Scholars who refused government service also found other occupations as chiefs of bandit gangs. Banditry played a substantially different role in Vietnamese society than the term implies. The French referred to most of the guerrillas who opposed the establishment of their rule as bandits, and they were not entirely wrong. Many bandits in Vietnam traditionally played a semipolitical role. Peasants forced to leave their villages, perhaps for unpaid debts during bad harvests, frequently had no alternative but to join a bandit gang.
One of the most famous of these gangs was led by Cao Ba Quat, considered the most brilliant scholar of all Vietnam. Cao Ba Quat, lacking the right contacts at the Nguyen court, was angered at being refused a government post. In 1854 he led an uprising against the Nguyen called the “Locust Revolt.” Cao Ba Quat whipped up support for his rebellion among discontented peasants in the area of Son Tay, where locusts were ravaging the fields and inflicting severe hardship. The bandits roamed the countryside for several years before the Nguyen army could quell the revolt and finally pacify Son Tay.
The increased landlessness and indebtedness of the peasantry under French rule resulted in the growth of such bands. Led by disaffected village scholars like Cao Ba Quat, they contained the seeds of political opposition to French rule. They were a constant headache to the French, but little more. They lacked the means of organizing into larger groups or of making their political opposition widely known. Still, the French could not ignore the political side of banditry when the gangs robbed, with substantial local peasant support, the warehouses of wealthy landlords.
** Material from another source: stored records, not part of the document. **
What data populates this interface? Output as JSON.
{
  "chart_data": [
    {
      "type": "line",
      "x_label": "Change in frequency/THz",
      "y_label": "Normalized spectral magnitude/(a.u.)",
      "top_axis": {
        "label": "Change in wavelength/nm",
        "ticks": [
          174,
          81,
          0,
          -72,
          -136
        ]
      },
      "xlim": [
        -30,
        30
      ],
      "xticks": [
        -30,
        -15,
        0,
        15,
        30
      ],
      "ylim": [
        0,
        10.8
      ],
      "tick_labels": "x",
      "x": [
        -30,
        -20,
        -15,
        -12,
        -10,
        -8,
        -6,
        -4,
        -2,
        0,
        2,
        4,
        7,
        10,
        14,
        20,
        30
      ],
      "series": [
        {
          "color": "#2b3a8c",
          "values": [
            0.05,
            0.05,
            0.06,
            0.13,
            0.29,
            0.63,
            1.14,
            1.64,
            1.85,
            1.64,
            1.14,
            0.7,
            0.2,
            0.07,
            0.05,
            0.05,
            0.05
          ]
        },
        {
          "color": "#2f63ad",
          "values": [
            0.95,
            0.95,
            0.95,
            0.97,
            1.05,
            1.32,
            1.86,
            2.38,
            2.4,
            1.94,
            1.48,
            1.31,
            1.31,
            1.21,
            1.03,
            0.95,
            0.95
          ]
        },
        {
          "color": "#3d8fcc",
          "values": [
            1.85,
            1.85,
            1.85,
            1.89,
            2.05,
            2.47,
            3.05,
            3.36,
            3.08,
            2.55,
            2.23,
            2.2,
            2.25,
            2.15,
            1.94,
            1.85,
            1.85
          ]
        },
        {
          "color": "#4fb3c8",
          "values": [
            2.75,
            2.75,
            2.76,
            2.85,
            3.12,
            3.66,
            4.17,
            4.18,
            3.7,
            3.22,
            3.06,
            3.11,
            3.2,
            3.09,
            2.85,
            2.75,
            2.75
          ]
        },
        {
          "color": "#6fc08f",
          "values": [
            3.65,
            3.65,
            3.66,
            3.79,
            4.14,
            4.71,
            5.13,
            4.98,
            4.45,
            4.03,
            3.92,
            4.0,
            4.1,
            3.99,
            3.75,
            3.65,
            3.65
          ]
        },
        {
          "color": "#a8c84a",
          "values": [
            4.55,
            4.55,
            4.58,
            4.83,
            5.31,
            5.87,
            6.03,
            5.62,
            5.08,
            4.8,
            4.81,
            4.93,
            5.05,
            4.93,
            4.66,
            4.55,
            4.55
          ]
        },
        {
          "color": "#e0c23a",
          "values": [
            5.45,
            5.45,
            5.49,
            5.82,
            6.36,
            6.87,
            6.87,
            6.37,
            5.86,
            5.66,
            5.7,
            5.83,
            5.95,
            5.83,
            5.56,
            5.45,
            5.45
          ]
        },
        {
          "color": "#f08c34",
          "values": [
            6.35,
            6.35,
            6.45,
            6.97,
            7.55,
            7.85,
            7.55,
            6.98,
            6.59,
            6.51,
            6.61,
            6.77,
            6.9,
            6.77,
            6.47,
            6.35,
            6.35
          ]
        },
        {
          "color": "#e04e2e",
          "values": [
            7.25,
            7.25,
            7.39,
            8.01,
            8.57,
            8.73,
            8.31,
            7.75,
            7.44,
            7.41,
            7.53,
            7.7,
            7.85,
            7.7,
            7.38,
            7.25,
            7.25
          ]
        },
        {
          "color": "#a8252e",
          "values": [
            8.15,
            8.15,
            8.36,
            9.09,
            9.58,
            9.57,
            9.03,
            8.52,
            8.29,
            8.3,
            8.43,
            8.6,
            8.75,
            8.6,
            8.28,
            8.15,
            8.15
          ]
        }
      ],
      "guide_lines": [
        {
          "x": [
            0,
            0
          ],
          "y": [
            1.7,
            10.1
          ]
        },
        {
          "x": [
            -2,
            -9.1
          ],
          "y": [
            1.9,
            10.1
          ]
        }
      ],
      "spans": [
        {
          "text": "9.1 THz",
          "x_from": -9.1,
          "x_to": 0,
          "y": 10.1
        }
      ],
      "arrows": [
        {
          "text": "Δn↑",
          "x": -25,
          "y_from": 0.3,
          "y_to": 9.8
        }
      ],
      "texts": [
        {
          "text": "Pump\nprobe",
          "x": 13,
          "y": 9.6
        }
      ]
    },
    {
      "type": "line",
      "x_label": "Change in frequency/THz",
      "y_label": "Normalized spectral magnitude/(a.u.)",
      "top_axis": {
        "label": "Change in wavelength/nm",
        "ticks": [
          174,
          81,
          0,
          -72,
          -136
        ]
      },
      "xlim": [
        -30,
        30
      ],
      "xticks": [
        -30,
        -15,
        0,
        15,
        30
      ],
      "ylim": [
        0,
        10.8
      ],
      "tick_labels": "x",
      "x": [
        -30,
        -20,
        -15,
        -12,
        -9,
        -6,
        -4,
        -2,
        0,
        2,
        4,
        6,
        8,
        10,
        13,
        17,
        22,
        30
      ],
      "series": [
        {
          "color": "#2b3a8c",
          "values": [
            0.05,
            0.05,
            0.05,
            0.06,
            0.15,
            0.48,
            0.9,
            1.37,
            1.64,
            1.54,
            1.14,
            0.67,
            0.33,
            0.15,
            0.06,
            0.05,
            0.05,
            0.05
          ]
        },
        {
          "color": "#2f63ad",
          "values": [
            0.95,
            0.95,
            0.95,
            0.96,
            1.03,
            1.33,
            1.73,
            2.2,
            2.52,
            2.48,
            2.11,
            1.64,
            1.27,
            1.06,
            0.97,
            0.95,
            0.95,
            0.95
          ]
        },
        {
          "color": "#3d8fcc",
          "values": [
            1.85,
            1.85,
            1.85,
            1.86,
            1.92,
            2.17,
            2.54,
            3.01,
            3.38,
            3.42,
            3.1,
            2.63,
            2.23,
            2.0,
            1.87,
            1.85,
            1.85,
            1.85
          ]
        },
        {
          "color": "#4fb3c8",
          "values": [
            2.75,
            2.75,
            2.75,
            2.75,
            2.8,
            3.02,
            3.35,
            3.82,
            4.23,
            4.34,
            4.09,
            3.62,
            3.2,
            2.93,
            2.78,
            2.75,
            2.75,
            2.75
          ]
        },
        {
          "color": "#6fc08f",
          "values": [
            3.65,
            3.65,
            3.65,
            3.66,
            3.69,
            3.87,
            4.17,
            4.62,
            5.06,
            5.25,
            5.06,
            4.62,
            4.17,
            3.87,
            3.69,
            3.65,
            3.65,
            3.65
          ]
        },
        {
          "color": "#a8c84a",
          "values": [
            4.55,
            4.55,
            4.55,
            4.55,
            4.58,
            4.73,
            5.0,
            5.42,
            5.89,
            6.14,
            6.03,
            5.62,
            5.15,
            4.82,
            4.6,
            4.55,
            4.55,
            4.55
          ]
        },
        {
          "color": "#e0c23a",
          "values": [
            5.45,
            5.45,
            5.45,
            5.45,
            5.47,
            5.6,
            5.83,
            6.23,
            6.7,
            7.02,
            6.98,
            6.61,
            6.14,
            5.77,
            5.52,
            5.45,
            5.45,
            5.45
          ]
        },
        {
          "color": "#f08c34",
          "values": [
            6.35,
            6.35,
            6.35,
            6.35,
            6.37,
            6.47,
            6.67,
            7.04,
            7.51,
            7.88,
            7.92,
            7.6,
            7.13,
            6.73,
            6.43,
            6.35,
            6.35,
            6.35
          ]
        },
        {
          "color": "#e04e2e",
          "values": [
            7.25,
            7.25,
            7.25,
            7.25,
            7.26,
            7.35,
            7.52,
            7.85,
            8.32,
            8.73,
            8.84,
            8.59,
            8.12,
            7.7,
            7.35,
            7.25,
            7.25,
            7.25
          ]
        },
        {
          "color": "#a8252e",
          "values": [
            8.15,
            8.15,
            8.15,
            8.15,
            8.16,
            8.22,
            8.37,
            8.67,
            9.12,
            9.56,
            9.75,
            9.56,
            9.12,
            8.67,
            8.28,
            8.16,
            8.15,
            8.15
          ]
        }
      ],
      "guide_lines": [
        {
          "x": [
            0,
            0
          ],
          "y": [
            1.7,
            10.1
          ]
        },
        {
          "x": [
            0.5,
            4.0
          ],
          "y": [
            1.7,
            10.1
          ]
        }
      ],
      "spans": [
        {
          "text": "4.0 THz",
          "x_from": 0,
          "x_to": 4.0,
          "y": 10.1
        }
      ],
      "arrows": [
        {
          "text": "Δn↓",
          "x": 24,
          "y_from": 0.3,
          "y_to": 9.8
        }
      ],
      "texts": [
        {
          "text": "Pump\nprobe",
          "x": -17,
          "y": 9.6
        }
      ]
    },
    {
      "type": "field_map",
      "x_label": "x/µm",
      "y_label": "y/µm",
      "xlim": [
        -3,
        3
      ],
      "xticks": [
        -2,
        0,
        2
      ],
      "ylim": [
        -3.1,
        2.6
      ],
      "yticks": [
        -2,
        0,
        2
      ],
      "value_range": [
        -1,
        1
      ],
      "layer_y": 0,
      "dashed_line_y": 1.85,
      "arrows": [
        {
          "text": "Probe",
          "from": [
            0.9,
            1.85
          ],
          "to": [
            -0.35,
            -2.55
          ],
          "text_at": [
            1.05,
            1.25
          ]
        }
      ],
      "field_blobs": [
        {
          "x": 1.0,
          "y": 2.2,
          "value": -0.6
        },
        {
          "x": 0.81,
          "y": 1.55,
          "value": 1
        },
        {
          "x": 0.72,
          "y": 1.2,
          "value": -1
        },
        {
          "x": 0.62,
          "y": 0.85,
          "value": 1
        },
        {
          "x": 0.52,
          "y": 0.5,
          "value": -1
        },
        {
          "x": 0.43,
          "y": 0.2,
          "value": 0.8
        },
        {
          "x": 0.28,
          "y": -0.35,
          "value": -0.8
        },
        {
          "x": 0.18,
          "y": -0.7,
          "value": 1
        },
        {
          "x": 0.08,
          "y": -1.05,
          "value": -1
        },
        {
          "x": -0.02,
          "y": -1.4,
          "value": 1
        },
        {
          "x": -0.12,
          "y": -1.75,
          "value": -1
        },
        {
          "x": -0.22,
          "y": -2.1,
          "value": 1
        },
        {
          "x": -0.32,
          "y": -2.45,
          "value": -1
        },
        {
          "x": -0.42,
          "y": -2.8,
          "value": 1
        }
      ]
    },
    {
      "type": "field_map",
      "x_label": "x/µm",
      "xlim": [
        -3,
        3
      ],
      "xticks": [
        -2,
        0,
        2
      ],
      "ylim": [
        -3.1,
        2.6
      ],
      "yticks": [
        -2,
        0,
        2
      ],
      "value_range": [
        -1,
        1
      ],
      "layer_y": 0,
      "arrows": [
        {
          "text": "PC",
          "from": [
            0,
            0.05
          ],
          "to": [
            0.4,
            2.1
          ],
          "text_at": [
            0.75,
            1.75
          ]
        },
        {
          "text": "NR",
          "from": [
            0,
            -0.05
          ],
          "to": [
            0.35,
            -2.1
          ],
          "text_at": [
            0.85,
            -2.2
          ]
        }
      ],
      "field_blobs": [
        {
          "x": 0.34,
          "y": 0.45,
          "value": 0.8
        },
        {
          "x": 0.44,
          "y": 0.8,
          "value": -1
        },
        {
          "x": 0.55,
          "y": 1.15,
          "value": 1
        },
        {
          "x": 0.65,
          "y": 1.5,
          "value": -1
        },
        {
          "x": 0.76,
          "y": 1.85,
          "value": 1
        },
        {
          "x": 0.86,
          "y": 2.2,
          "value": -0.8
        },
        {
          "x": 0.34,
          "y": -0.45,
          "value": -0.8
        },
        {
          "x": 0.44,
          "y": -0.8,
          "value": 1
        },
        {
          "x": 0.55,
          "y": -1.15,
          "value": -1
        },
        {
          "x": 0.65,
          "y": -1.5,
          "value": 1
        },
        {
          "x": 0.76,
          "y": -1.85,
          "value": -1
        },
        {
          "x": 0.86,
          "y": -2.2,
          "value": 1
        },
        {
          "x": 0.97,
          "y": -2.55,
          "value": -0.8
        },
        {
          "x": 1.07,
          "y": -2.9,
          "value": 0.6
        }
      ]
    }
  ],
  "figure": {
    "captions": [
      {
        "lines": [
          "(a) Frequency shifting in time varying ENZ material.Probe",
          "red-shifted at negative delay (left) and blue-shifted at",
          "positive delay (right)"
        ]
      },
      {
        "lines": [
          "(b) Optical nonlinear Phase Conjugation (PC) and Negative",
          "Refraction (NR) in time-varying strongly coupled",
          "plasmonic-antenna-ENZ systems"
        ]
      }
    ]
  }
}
The importance of banditry really lay in its leadership, made up largely of well-educated men. Like the local schoolteachers, the bandit leaders had sufficient knowledge of the ruling system of government to exploit it for the advantage of the peasants who followed them. That is, the bandit seemed to have many of the attributes of the middleman who did so much to exploit the peasantry. The two occupied roughly the same position in society, but with a crucial difference. The middleman operated for his own personal benefit, the local scholar and, often, the bandit leader for the benefit of the community. The key to the organization of an effective anti-colonial movement proved to be the development of a new class of middleman that could understand and manipulate the French system for the welfare of the peasants. The pioneers in this new form of the organization were religious: the Cao Dai sect in Cochin China and reformed Catholicism in Annam and Tonkin.